À l’apéro comme au restaurant, une habitude bien ancrée consiste à remplir son verre de vin jusqu’à ras bord, convaincu qu’il s’agit de la bonne pratique. Pourtant, selon Top Santé, cette gestuelle, aussi courante soit-elle, modifie profondément l’expérience de dégustation. Les sommeliers professionnels, eux-mêmes, mettent en garde contre cette erreur qui, selon eux, gâche une partie du plaisir et des arômes.

Ce qu'il faut retenir

  • Remplir son verre de vin jusqu’au bord réduit la surface d’oxygénation, altérant ainsi les arômes.
  • Les professionnels recommandent de ne remplir le verre qu’aux deux tiers pour une dégustation optimale.
  • Cette pratique, bien que répandue, est considérée comme une erreur majeure par les experts.
  • La forme du verre et la quantité de vin influencent directement la perception des saveurs.
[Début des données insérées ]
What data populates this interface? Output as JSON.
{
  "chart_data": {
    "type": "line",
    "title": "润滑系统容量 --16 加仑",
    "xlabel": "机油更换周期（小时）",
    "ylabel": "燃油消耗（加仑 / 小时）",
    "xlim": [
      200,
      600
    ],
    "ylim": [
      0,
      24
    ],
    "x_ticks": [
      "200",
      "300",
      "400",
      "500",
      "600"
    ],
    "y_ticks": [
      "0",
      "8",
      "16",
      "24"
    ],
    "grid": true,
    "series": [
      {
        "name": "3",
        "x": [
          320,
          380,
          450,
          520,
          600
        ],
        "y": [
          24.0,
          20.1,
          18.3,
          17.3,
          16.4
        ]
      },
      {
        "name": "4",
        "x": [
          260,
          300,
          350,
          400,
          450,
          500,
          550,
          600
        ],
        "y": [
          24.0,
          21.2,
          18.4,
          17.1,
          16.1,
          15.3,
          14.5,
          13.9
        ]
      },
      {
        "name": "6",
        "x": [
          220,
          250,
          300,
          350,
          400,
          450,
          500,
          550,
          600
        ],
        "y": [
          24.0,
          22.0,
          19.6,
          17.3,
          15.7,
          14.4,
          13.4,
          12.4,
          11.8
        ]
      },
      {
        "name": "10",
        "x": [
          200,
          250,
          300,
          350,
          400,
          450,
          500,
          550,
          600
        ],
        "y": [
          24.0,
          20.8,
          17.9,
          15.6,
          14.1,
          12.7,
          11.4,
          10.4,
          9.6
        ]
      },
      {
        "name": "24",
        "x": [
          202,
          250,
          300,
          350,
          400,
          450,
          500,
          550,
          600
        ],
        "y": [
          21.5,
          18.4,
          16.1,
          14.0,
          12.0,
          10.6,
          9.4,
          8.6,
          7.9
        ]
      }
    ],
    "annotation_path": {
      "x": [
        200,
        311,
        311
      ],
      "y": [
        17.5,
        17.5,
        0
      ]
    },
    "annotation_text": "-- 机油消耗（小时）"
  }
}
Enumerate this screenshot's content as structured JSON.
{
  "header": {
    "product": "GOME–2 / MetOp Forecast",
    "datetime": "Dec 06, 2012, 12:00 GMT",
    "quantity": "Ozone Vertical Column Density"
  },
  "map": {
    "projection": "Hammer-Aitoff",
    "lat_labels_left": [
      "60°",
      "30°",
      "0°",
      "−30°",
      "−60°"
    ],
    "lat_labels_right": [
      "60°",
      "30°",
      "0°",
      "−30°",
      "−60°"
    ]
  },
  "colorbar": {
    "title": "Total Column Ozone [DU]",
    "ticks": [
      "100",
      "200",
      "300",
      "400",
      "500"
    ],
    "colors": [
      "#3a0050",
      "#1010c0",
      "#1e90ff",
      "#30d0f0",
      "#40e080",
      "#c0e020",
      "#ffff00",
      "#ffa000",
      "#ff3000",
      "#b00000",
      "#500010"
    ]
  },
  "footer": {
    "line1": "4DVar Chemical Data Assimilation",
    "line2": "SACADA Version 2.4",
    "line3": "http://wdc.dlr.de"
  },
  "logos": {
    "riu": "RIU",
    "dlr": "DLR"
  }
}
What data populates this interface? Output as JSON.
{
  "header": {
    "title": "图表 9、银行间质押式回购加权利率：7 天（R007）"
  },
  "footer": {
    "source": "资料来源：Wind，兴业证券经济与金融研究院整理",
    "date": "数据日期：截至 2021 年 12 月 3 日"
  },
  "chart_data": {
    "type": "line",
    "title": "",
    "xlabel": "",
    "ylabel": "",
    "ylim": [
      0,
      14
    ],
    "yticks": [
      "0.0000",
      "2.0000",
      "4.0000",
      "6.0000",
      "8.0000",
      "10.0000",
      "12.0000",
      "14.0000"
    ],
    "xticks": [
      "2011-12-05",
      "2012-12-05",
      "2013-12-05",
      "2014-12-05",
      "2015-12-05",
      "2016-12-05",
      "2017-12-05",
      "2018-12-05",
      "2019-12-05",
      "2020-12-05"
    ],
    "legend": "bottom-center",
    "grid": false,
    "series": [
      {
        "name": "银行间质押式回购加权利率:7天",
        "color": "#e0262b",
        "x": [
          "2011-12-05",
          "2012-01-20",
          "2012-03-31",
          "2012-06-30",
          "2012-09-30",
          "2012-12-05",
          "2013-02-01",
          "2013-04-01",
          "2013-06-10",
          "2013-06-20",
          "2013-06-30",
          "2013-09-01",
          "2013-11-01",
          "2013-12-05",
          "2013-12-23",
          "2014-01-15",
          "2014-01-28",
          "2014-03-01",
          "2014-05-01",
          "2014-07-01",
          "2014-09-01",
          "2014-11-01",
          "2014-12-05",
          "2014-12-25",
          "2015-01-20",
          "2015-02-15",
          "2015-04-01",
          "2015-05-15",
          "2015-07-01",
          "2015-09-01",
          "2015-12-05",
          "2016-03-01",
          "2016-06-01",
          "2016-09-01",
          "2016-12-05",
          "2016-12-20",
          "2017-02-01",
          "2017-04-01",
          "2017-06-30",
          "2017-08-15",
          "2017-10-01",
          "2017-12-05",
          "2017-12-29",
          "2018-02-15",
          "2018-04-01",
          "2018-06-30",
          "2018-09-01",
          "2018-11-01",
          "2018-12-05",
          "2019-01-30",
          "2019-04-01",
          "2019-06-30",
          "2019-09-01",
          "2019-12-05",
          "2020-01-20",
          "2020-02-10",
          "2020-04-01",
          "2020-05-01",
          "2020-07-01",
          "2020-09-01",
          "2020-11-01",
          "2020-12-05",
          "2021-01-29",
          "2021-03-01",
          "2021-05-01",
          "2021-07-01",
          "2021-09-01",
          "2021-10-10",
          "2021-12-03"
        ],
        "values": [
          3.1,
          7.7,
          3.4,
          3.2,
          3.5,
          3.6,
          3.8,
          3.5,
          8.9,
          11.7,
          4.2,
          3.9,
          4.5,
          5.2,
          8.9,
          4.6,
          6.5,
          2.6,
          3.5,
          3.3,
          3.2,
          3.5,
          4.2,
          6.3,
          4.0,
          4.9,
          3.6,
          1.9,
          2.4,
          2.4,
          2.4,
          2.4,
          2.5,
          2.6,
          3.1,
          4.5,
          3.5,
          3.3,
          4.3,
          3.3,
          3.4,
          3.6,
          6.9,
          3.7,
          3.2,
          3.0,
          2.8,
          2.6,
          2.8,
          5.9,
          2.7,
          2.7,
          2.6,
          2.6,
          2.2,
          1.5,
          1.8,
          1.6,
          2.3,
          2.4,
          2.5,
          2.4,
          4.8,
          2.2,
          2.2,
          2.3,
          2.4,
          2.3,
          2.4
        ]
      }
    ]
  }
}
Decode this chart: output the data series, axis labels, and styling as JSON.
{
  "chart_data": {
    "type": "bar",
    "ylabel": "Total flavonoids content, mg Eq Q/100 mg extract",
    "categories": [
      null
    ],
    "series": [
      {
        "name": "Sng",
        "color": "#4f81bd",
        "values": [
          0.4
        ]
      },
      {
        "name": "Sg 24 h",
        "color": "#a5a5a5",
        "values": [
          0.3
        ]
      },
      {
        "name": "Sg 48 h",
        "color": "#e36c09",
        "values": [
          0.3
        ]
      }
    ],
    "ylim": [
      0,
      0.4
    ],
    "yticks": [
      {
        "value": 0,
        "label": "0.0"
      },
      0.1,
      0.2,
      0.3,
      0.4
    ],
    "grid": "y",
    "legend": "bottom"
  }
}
Une erreur répandue, mais aux conséquences réelles

D’après Top Santé, une grande majorité des consommateurs, amateurs comme confirmés, commettent régulièrement cette erreur. Entre le verre à pied et le verre à vin standard, la tentation est forte de le remplir à ras bord, surtout lors d’un apéritif entre amis ou d’un dîner au restaurant. Pourtant, cette habitude, bien que naturelle, modifie la perception des arômes et des saveurs du vin. « Quand on remplit un verre à vin jusqu’au bord, on limite la surface d’échange entre le vin et l’air, ce qui empêche les arômes de se libérer pleinement », explique un sommelier interrogé par Top Santé.

Autre conséquence non négligeable : le risque de renverser une partie du vin lors du premier mouvement. Bref, autant dire que cette pratique, aussi esthétique soit-elle pour les photos, n’est pas idéale pour les papilles. Les professionnels, eux, sont unanimes : un verre de vin ne doit être rempli qu’aux deux tiers maximum pour permettre une dégustation optimale.

Le rôle clé de la forme du verre et de l’oxygénation

La forme du verre joue un rôle essentiel dans la dégustation. Un verre à pied étroit, par exemple, concentre les arômes vers le nez, tandis qu’un verre plus large permet une meilleure aération. Selon les experts cités par Top Santé, la quantité de vin dans le verre influence directement cette oxygénation. « Un verre rempli à moitié offre une surface d’échange idéale avec l’air, ce qui permet aux arômes de s’exprimer pleinement », précise un professionnel du vin.

Cette recommandation s’applique aussi bien pour les vins rouges que pour les vins blancs ou rosés. En effet, chaque type de vin possède des caractéristiques aromatiques spécifiques qui nécessitent une libération progressive. Un vin rouge corsé, par exemple, gagnera à être servi en quantité modérée pour que ses tanins et ses notes fruitées ou épicées se révèlent pleinement.

Les conseils des sommeliers pour une dégustation réussie

Pour éviter les pièges liés au remplissage excessif du verre, les sommeliers prodiguent plusieurs conseils pratiques. D’abord, privilégier des verres adaptés au type de vin servi : un verre à Bordeaux pour les vins rouges, un verre à Bourgogne pour les vins plus aromatiques, ou encore un verre à riesling pour les vins blancs. Ensuite, veiller à ne jamais dépasser le tiers ou la moitié du verre, selon sa taille.

« L’idéal est de tenir le verre par le pied, et non par le bol, pour éviter de réchauffer le vin avec la chaleur de la main », ajoute un sommelier interrogé par Top Santé. Enfin, il est recommandé de faire tourner légèrement le vin dans le verre avant de le déguster, afin de favoriser l’oxygénation et la libération des arômes. Ces gestes, simples en apparence, transforment radicalement l’expérience sensorielle.

Et maintenant ?

Si cette pratique erronée reste largement répandue, les experts estiment qu’une prise de conscience pourrait s’opérer dans les années à venir, notamment avec la multiplication des ateliers de dégustation et des formations œnologiques. Les restaurants, eux aussi, pourraient être incités à adapter leurs pratiques, en proposant par exemple des verres plus petits ou en ajustant les quantités servies. Reste à voir si les consommateurs, une fois informés, modifieront leurs habitudes lors des prochains apéritifs ou dîners.

En attendant, une question persiste : pourquoi cette erreur reste-t-elle si ancrée dans les usages, malgré les conseils répétés des professionnels ? La réponse pourrait bien se trouver dans la tradition autant que dans l’ignorance des bonnes pratiques.

L’oxygénation permet aux arômes du vin de se libérer et de s’exprimer pleinement. Un vin trop confiné dans un verre rempli à ras bord ne peut pas développer ses notes fruitées, florales ou épicées, ce qui altère la dégustation. Selon Top Santé, c’est cette interaction avec l’air qui révèle toute la complexité du vin.